Broad-based decline in regional business activity in October
All 12 monitored UK regions and nations record lower business activity
Rates of job creation generally slow amid darkening business outlook
Firms in majority of regions see slower, albeit still sharp, rises in costs
The downturn in UK economic activity broadened to encompass all regions and nations in October, latest Regional PMI® data from NatWest showed. Soaring inflation and heightened levels of uncertainty served to dampen demand, despite the survey indicating some easing of price pressures. With businesses generally becoming less optimistic about growth prospects, rates of job creation slowed in most areas.
The PMI Business Activity Index is the first fact-based indicator of regional economic health published each month, tracking the monthly change in the output of goods and services across the private sector. A reading above 50 signals growth, and the further above the 50 level the faster the expansion signalled.
October saw a fall in business activity across all 12 monitored regions, the first time this has been the case since the third national lockdown in January 2021. The South West posted the steepest decline (index at 42.3), followed by Northern Ireland* (44.4) and the North East (45.7) respectively. London's decline in activity was only marginal (49.7), but nonetheless its first for over a year-and-a-half.
Latest data showed a general weakening of demand conditions across the UK in October, as evidenced by a broad-based decline in inflows of new work. Northern Ireland recorded the most marked fall, its steepest since January 2021, followed by the North East. London and the West Midlands saw demand fall the least, with the latter recording a slower rate of decline than in September.
Each region saw further strong upward pressure on business costs in October, with rates of input price inflation remaining well above their historical series averages. Operating expenses rose more slowly than in September in the majority of cases, however, including in the South West, which saw the weakest overall increase. Firms in Northern Ireland noted the steepest rise.
As was the case with input costs, prices charged rose sharply across all areas of the UK at the start of the fourth quarter, but rates of increase generally eased further from their recent peaks. Wales was one of the exceptions (along with Scotland), recording a slightly faster rise in output prices and thereby remaining at the top of the rankings.
Employment continued to rise across almost every UK region and nation during October, the only exception being the North East where workforce numbers decreased for a fifth successive month. However, in most cases, rates of job creation slowed. This included the South East – the region at the top of the rankings for employment growth.

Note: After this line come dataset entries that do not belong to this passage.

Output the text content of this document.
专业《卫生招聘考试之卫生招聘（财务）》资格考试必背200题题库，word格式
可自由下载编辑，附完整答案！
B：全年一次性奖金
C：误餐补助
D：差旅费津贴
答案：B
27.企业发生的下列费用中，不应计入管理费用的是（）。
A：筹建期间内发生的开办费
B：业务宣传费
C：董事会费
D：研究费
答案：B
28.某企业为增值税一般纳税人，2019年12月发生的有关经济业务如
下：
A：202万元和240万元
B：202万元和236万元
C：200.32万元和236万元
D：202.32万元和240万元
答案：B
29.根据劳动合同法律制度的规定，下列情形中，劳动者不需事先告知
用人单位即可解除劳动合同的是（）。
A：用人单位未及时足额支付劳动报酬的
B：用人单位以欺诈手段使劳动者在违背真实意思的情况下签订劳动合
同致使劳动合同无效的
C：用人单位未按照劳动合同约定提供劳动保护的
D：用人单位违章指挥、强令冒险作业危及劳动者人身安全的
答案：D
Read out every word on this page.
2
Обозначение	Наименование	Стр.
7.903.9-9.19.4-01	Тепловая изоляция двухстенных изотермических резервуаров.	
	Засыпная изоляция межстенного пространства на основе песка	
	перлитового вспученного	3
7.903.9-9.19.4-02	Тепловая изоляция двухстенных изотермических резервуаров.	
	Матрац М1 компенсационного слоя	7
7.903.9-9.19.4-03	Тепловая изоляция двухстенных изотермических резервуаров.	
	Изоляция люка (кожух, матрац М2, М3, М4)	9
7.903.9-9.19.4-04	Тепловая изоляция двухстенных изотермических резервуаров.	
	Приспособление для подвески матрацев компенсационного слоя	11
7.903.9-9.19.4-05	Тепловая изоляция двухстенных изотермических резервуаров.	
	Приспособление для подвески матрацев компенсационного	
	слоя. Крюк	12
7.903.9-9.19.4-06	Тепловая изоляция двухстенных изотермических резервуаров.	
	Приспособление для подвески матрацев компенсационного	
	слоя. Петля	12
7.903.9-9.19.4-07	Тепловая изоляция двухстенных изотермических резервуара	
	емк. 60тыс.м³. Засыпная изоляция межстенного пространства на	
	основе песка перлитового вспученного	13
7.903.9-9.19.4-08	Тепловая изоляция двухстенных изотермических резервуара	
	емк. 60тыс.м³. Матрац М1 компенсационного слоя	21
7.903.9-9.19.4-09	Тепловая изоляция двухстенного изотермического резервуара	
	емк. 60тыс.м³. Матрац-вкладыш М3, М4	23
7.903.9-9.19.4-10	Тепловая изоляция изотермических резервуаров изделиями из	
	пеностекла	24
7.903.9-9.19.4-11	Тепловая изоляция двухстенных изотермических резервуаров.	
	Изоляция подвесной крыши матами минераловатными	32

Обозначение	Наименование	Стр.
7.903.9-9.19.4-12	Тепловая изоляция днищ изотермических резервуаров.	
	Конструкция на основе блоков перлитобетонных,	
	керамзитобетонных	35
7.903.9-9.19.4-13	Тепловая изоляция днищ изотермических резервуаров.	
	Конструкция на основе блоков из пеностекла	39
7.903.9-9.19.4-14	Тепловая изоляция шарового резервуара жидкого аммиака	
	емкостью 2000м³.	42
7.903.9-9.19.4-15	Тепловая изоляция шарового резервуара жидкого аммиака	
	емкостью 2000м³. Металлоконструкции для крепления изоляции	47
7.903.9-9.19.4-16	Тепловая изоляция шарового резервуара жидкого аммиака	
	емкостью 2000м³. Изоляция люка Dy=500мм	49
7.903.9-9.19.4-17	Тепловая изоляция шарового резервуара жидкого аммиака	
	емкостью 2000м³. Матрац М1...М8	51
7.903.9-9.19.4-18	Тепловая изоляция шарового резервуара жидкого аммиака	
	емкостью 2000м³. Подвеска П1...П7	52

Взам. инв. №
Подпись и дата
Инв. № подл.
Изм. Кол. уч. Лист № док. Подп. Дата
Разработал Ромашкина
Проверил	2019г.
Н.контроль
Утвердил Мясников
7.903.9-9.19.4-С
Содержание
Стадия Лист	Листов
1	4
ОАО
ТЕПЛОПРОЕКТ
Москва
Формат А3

There were mixed trends in backlogs of work by region in October, hinting at varying degrees of pressure on business capacity. Four of the 12 monitored areas recorded higher levels of outstanding business. This included London, where the rate of accumulation remained solid. At the other end of the scale, Northern Ireland, Wales and Scotland noted steep declines.
Business expectations, although often still positive, weakened in most cases in October. Firms in Northern Ireland and the North East even noted increased pessimism towards the outlook. Business confidence in the South West was unchanged from September's record low, while Scotland went against the broader trend and registered the strongest optimism for three months.
* PMI survey coverage in Northern Ireland includes construction and retail, as well as manufacturing and services.
Sebastian Burnside, NatWest Chief Economist, commented:
"The UK's economic downturn reached an unwelcome milestone in October, with latest NatWest PMI data showing a reduction in business activity across all 12 regions and nations monitored by the survey – the first time this has been the case since January 2021.
"What's more, when it comes to prospects for the coming year, business confidence is at historically low levels across the board, which bodes ill for future investment and job creation, among other things.
“Regional labour markets continued to show resilience during October. That said, there were yet more signs that conditions have begun to cool, with falling levels of activity and a gloomy economic outlook causing firms take a more cautious approach to hiring. Of the 11 regions that recorded a rise in employment in October, eight saw a slower rate of job creation, while there was a further decrease in employment in the North East.
"Sharply rising costs remain a key challenge for businesses throughout the UK. Firms' input prices – and indeed their output prices – rose at a slower rate in most regions in October, but inflationary pressures remain stubbornly high and point to the prospect of further interest rate hikes and, thereby, a further squeeze on demand."